Episodes
Tuesday Jan 16, 2024
Epiphany - Chaplain Valerie Salked
Tuesday Jan 16, 2024
Tuesday Jan 16, 2024
Chaplain Valerie Salkeld spoke about Epiphany. Have you had an Epiphany? What is it and why does it matter? Let's not overlook the significance of what we have just celebrated and think about it some more.
We had some sound problems which resulted in the beginning of Valerie's sermon not being recorded. Please read the introduction below before listening to the recording.
Epiphany - Introduction
Happy New Year everyone. How was the Christmas season for you? Many Christians around the world celebrate Christmas as a season - not just a day. After Advent, the Christmas season is 12 days long and the readings and focus are meant to take us deeper into commitment, understanding, faith, and perhaps most poignant of all, hope.
I noticed that as we approached New Year’s Eve, many people I chatted with did not have any plans; no parties to attend and there wasn’t the typical anticipation of what is to come in 2024. People are hesitant and cautious. There is little hope.
As one does during this season, I have been reading a lot in Isaiah and the words from Isaiah 43:18-19 come to mind as I think about our next year.
18 “Forget the former things;
do not dwell on the past.
19 See, I am doing a new thing!
Now it springs up; do you not perceive it?
I am making a way in the wilderness
and streams in the wasteland.
This passage talks about direction and nourishment in difficult places.
This will become the theme for us that Pastor Jeff introduced us to last week – “freely and lightly”.
Christmas is a time of reflection and rejoicing; joy to the world, the Lord is come! We decorate, we buy, we invite, we eat, we ring in the new year, and reflect some more, and eat some more. We may even make a list of hopes for the new year. Yet, we know this is not all there is to it. The season is meant to be filled with the awareness of the ongoing work of God within Jesus who came, but also God with - or within - us. This is the foundation of our own hope.
Jesus came and was born at a time of great oppression and turmoil, a time of great darkness. Has anything changed? The facts are different, but there is great oppression and turmoil and there is great darkness in our world today as well. Jesus is with us today. He is our light and He is our hope. Jesus came to free us and give light - Freely and Lightly.
Yesterday was Epiphany. Traditionally, it is the day many take down the tree and put away the decorations as we move into the next season on the Christian calendar. But what is it and why does it matter? Epiphany encourages us to not overlook what we have just seen - the coming of Jesus and to think about it some more.
The word epiphany means “manifestation” or “revelation.”
Depending on the church tradition, Epiphany means different things.
- In some traditions, Christians focus on the baptism of Jesus.
- In other traditions, the Church focuses on the story when the wise men were led by the star to visit baby Jesus.
- Both focal points reveal who Jesus was/is -
- He was human and His baptism was the manifestation to the world that He was the Divine.

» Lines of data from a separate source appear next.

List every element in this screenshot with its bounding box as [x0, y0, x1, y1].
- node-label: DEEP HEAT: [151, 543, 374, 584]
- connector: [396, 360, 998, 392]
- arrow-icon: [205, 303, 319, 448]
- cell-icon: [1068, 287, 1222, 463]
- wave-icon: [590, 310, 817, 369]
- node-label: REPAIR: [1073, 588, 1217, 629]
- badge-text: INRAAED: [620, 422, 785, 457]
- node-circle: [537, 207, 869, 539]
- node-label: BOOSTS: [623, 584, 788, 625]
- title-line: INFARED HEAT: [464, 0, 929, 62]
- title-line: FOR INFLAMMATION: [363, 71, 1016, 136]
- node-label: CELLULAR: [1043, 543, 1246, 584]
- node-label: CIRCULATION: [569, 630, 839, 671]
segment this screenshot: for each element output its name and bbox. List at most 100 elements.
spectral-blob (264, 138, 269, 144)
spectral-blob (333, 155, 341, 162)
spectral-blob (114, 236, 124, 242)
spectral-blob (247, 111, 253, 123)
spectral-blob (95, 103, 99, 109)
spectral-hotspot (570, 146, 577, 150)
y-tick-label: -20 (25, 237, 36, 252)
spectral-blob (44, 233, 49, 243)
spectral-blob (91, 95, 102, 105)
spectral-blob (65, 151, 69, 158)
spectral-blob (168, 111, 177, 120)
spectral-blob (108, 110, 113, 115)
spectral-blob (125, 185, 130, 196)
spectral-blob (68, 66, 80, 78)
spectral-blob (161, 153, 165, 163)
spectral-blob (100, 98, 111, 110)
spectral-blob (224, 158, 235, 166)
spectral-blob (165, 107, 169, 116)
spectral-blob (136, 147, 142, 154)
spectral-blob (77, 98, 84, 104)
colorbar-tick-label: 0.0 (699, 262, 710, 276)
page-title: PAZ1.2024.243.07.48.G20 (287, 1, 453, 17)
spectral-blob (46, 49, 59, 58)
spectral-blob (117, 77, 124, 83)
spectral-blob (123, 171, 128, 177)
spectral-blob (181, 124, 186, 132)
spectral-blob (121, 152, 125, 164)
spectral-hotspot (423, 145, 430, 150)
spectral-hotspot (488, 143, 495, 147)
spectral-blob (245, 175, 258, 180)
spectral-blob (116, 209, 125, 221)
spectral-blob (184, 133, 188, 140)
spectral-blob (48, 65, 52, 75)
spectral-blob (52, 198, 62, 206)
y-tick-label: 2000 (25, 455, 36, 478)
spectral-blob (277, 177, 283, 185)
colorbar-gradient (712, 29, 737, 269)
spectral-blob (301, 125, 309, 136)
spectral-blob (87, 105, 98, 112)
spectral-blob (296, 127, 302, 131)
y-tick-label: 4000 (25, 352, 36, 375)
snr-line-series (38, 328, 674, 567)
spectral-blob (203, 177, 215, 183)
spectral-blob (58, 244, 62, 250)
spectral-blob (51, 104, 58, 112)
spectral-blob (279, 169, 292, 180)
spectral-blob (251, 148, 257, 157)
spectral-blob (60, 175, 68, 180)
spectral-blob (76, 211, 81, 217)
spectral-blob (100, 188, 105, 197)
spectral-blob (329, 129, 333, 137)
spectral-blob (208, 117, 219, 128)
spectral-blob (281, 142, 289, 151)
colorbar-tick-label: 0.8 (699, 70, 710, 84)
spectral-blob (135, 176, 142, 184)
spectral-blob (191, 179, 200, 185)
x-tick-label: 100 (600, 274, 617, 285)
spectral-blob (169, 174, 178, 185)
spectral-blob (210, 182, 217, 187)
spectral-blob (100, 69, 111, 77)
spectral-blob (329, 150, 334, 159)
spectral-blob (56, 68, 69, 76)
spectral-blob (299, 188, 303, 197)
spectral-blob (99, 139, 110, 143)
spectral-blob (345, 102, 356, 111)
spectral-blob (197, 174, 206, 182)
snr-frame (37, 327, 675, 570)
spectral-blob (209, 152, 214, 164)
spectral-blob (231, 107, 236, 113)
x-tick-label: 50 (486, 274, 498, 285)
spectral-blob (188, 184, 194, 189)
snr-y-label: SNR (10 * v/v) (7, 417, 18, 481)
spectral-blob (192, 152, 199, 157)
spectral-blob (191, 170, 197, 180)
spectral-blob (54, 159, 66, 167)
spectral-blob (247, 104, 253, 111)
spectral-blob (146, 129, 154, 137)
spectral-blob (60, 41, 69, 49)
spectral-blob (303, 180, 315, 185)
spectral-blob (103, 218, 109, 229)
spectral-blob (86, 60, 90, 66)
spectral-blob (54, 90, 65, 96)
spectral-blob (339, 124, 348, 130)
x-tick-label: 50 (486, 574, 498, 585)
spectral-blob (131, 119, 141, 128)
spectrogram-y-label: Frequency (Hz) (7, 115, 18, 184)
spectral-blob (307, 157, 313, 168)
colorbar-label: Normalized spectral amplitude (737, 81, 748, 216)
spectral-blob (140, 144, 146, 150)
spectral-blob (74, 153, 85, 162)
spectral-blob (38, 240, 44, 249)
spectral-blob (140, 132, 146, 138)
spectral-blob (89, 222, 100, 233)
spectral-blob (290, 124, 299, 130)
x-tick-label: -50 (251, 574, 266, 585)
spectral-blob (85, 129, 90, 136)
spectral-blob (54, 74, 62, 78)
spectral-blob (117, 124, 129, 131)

- And in the Magi coming to see Him, He was the Divine becoming human - coming in physical form.
- He was the Messiah for whom Israel had been waiting.
- He is the Light of the world.
This is the season of readings. We watch and listen as God is quietly revealed before us once again.
- We also listen and watch what is happening in our lives.
- Sometimes, even when we try hard to do so, we just don’t see God in our everyday lives or in the events of our world.
- Epiphany gives us the time to remember to watch, wait, listen, look, and anticipate the light, life, and truth of the Lord’s presence in our midst.
Let’s look at two stories:
First, Matthew 2: 1 – 12
2 After Jesus was born in Bethlehem in Judea, during the time of King Herod, Magi[a] from the east came to Jerusalem 2 and asked, “Where is the one who has been born king of the Jews? We saw his star when it rose and have come to worship him.”
3 When King Herod heard this he was disturbed, and all Jerusalem with him. 4 When he had called together all the people’s chief priests and teachers of the law, he asked them where the Messiah was to be born. 5 “In Bethlehem in Judea,” they replied, “for this is what the prophet has written:
6 “‘But you, Bethlehem, in the land of Judah,
are by no means least among the rulers of Judah;
for out of you will come a ruler
who will shepherd my people Israel.’[b]”
7 Then Herod called the Magi secretly and found out from them the exact time the star had appeared. 8 He sent them to Bethlehem and said, “Go and search carefully for the child. As soon as you find him, report to me, so that I too may go and worship him.”
9 After they had heard the king, they went on their way, and the star they had seen when it rose went ahead of them until it stopped over the place where the child was. 10 When they saw the star, they were overjoyed. 11 On coming to the house, they saw the child with his mother Mary, and they bowed down and worshiped him. Then they opened their treasures and presented him with gifts of gold, frankincense, and myrrh. 12 And having been warned in a dream not to go back to Herod, they returned to their country by another route.